New Willie on Hunter's USAWatchdog. Check it out.

And then Flee to the fields.

Swineflogger's picture

W O W

Pining:

What do you do for a day job?  I am guessing brain surgeon, Supreme Court Chief Justice (though not from the current period), exalted techno genius or porn star?

Wait medical examiner who is really great at autopsies  .  .  .  .  

Oink

ancientmoney's picture

@swineflogger re: Pining's day job . . .

A brain surgeon who has a part-time gig as pornstar is a good guess.

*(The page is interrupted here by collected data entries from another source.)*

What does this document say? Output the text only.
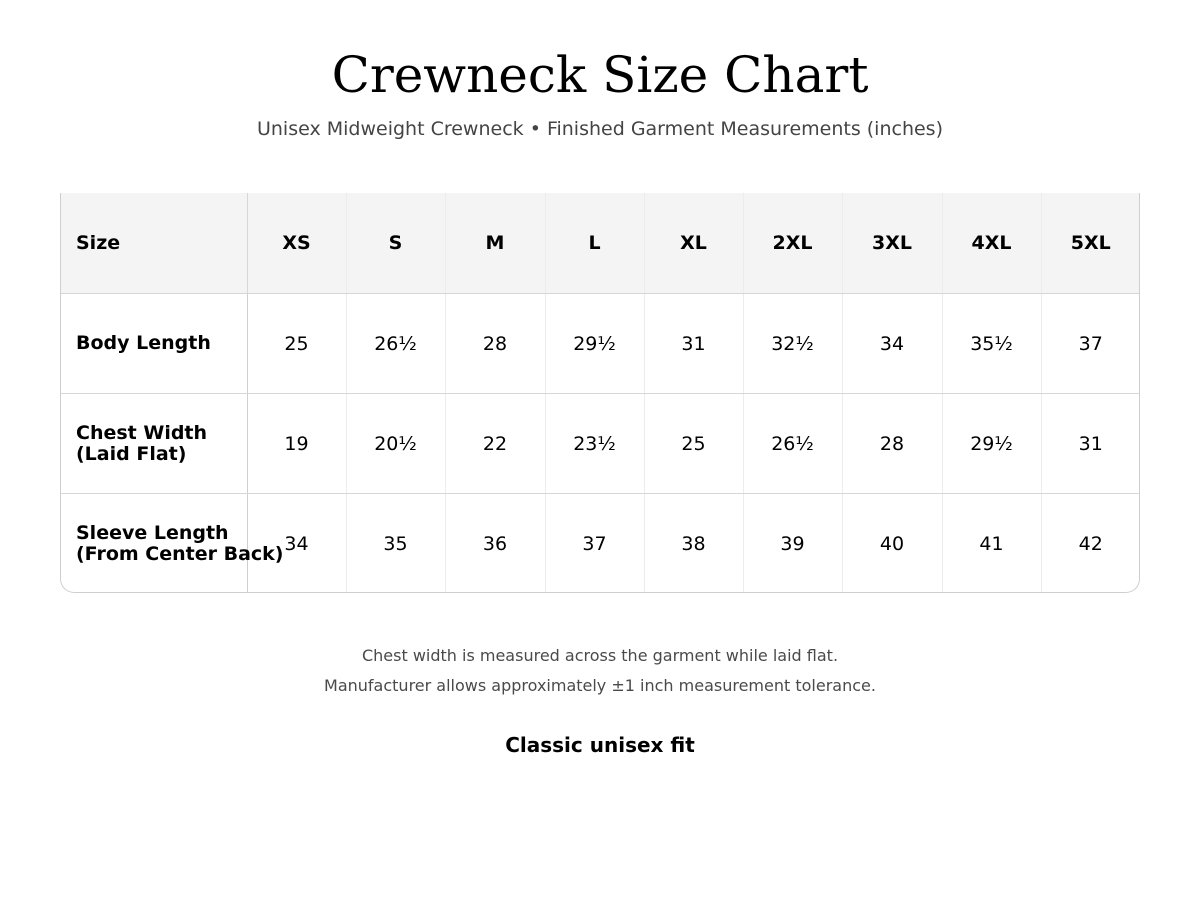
Crewneck Size Chart

Unisex Midweight Crewneck • Finished Garment Measurements (inches)

Size	XS	S	M	L	XL	2XL	3XL	4XL	5XL
Body Length	25	26½	28	29½	31	32½	34	35½	37
Chest Width
(Laid Flat)	19	20½	22	23½	25	26½	28	29½	31
Sleeve Length
(From Center Back)	34	35	36	37	38	39	40	41	42

Chest width is measured across the garment while laid flat.

Manufacturer allows approximately ±1 inch measurement tolerance.

Classic unisex fit
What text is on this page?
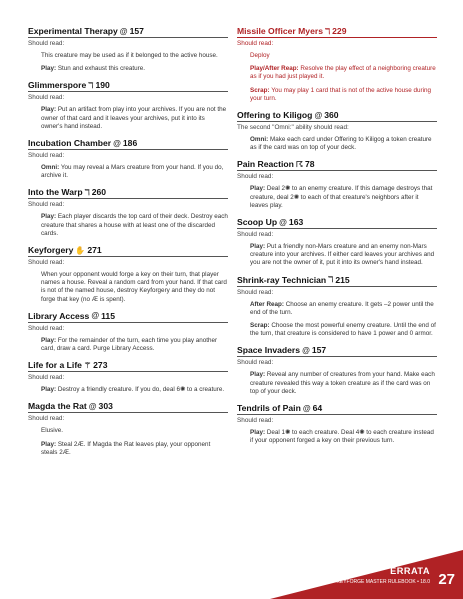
Experimental Therapy @ 157
Should read:

This creature may be used as if it belonged to the active house.

Play: Stun and exhaust this creature.

Glimmerspore ℸ 190
Should read:

Play: Put an artifact from play into your archives. If you are not the owner of that card and it leaves your archives, put it into its owner's hand instead.

Incubation Chamber @ 186
Should read:

Omni: You may reveal a Mars creature from your hand. If you do, archive it.

Into the Warp ℸ 260
Should read:

Play: Each player discards the top card of their deck. Destroy each creature that shares a house with at least one of the discarded cards.

Keyforgery ✋ 271
Should read:

When your opponent would forge a key on their turn, that player names a house. Reveal a random card from your hand. If that card is not of the named house, destroy Keyforgery and they do not forge that key (no Æ is spent).

Library Access @ 115
Should read:

Play: For the remainder of the turn, each time you play another card, draw a card. Purge Library Access.

Life for a Life ⚚ 273
Should read:

Play: Destroy a friendly creature. If you do, deal 6✺ to a creature.

Magda the Rat @ 303
Should read:

Elusive.

Play: Steal 2Æ. If Magda the Rat leaves play, your opponent steals 2Æ.

Missile Officer Myers ℸ 229
Should read:

Deploy

Play/After Reap: Resolve the play effect of a neighboring creature as if you had just played it.

Scrap: You may play 1 card that is not of the active house during your turn.

Offering to Kiligog @ 360
The second "Omni:" ability should read:

Omni: Make each card under Offering to Kiligog a token creature as if the card was on top of your deck.

Pain Reaction ☈ 78
Should read:

Play: Deal 2✺ to an enemy creature. If this damage destroys that creature, deal 2✺ to each of that creature's neighbors after it leaves play.

Scoop Up @ 163
Should read:

Play: Put a friendly non-Mars creature and an enemy non-Mars creature into your archives. If either card leaves your archives and you are not the owner of it, put it into its owner's hand instead.

Shrink-ray Technician ℸ 215
Should read:

After Reap: Choose an enemy creature. It gets –2 power until the end of the turn.

Scrap: Choose the most powerful enemy creature. Until the end of the turn, that creature is considered to have 1 power and 0 armor.

Space Invaders @ 157
Should read:

Play: Reveal any number of creatures from your hand. Make each creature revealed this way a token creature as if the card was on top of your deck.

Tendrils of Pain @ 64
Should read:

Play: Deal 1✺ to each creature. Deal 4✺ to each creature instead if your opponent forged a key on their previous turn.

ERRATA
KEYFORGE MASTER RULEBOOK • 18.0 27
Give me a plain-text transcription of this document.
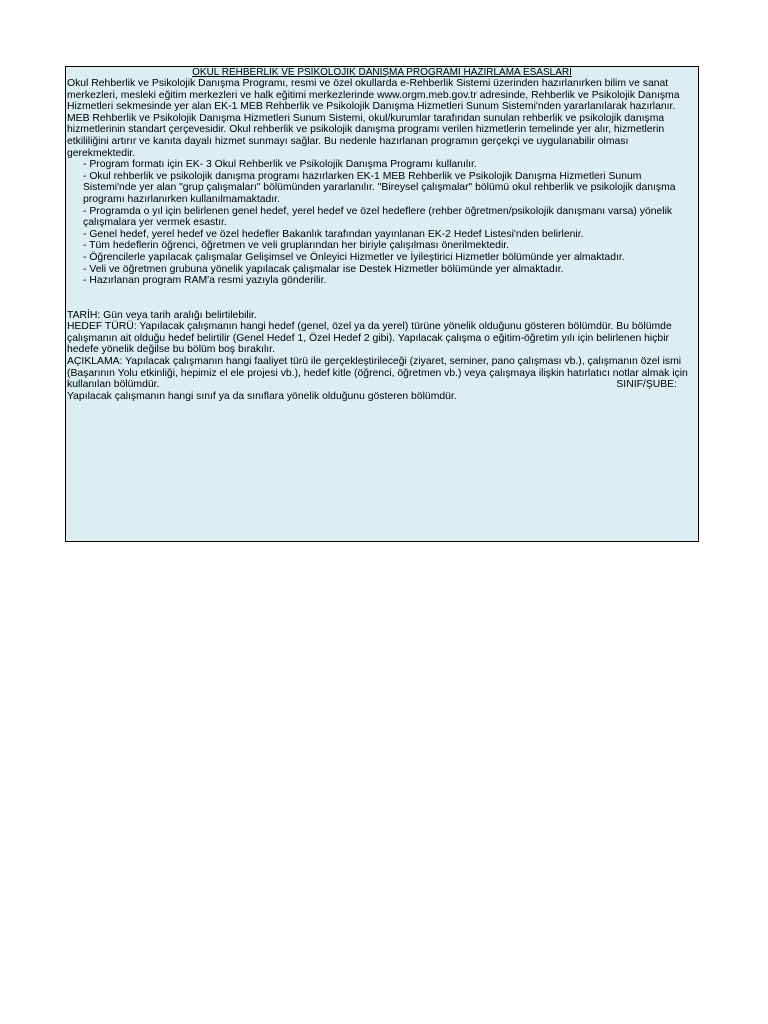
OKUL REHBERLİK VE PSİKOLOJİK DANIŞMA PROGRAMI HAZIRLAMA ESASLARI

Okul Rehberlik ve Psikolojik Danışma Programı, resmi ve özel okullarda e-Rehberlik Sistemi üzerinden hazırlanırken bilim ve sanat merkezleri, mesleki eğitim merkezleri ve halk eğitimi merkezlerinde www.orgm.meb.gov.tr adresinde, Rehberlik ve Psikolojik Danışma Hizmetleri sekmesinde yer alan EK-1 MEB Rehberlik ve Psikolojik Danışma Hizmetleri Sunum Sistemi'nden yararlanılarak hazırlanır. MEB Rehberlik ve Psikolojik Danışma Hizmetleri Sunum Sistemi, okul/kurumlar tarafından sunulan rehberlik ve psikolojik danışma hizmetlerinin standart çerçevesidir. Okul rehberlik ve psikolojik danışma programı verilen hizmetlerin temelinde yer alır, hizmetlerin etkililiğini artırır ve kanıta dayalı hizmet sunmayı sağlar. Bu nedenle hazırlanan programın gerçekçi ve uygulanabilir olması gerekmektedir.

- Program formatı için EK- 3 Okul Rehberlik ve Psikolojik Danışma Programı kullanılır.

- Okul rehberlik ve psikolojik danışma programı hazırlarken EK-1 MEB Rehberlik ve Psikolojik Danışma Hizmetleri Sunum Sistemi'nde yer alan "grup çalışmaları" bölümünden yararlanılır. "Bireysel çalışmalar" bölümü okul rehberlik ve psikolojik danışma programı hazırlanırken kullanılmamaktadır.

- Programda o yıl için belirlenen genel hedef, yerel hedef ve özel hedeflere (rehber öğretmen/psikolojik danışmanı varsa) yönelik çalışmalara yer vermek esastır.

- Genel hedef, yerel hedef ve özel hedefler Bakanlık tarafından yayınlanan EK-2 Hedef Listesi'nden belirlenir.

- Tüm hedeflerin öğrenci, öğretmen ve veli gruplarından her biriyle çalışılması önerilmektedir.

- Öğrencilerle yapılacak çalışmalar Gelişimsel ve Önleyici Hizmetler ve İyileştirici Hizmetler bölümünde yer almaktadır.

- Veli ve öğretmen grubuna yönelik yapılacak çalışmalar ise Destek Hizmetler bölümünde yer almaktadır.

- Hazırlanan program RAM'a resmi yazıyla gönderilir.

TARİH: Gün veya tarih aralığı belirtilebilir.

HEDEF TÜRÜ: Yapılacak çalışmanın hangi hedef (genel, özel ya da yerel) türüne yönelik olduğunu gösteren bölümdür. Bu bölümde çalışmanın ait olduğu hedef belirtilir (Genel Hedef 1, Özel Hedef 2 gibi). Yapılacak çalışma o eğitim-öğretim yılı için belirlenen hiçbir hedefe yönelik değilse bu bölüm boş bırakılır.

AÇIKLAMA: Yapılacak çalışmanın hangi faaliyet türü ile gerçekleştirileceği (ziyaret, seminer, pano çalışması vb.), çalışmanın özel ismi (Başarının Yolu etkinliği, hepimiz el ele projesi vb.), hedef kitle (öğrenci, öğretmen vb.) veya çalışmaya ilişkin hatırlatıcı notlar almak için kullanılan bölümdür.	SINIF/ŞUBE:

Yapılacak çalışmanın hangi sınıf ya da sınıflara yönelik olduğunu gösteren bölümdür.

Whatever the day job is, he seems to have doctorates in English, Philosophy, Psychiatry, Advertising, and Sociology, with at least a masters in Numismatics, if such a degree exists.

sierra skier's picture

Great post Pining

Why are we not surprised they wish to make those who see the truth look like we don't know ****. We all know the MSM does just what they are told to do and then report on useless trivia.

ag1969, you are truly great. What a wonderful come back to the nurse and you should have used your cell phone camera for the 'Kodak moment".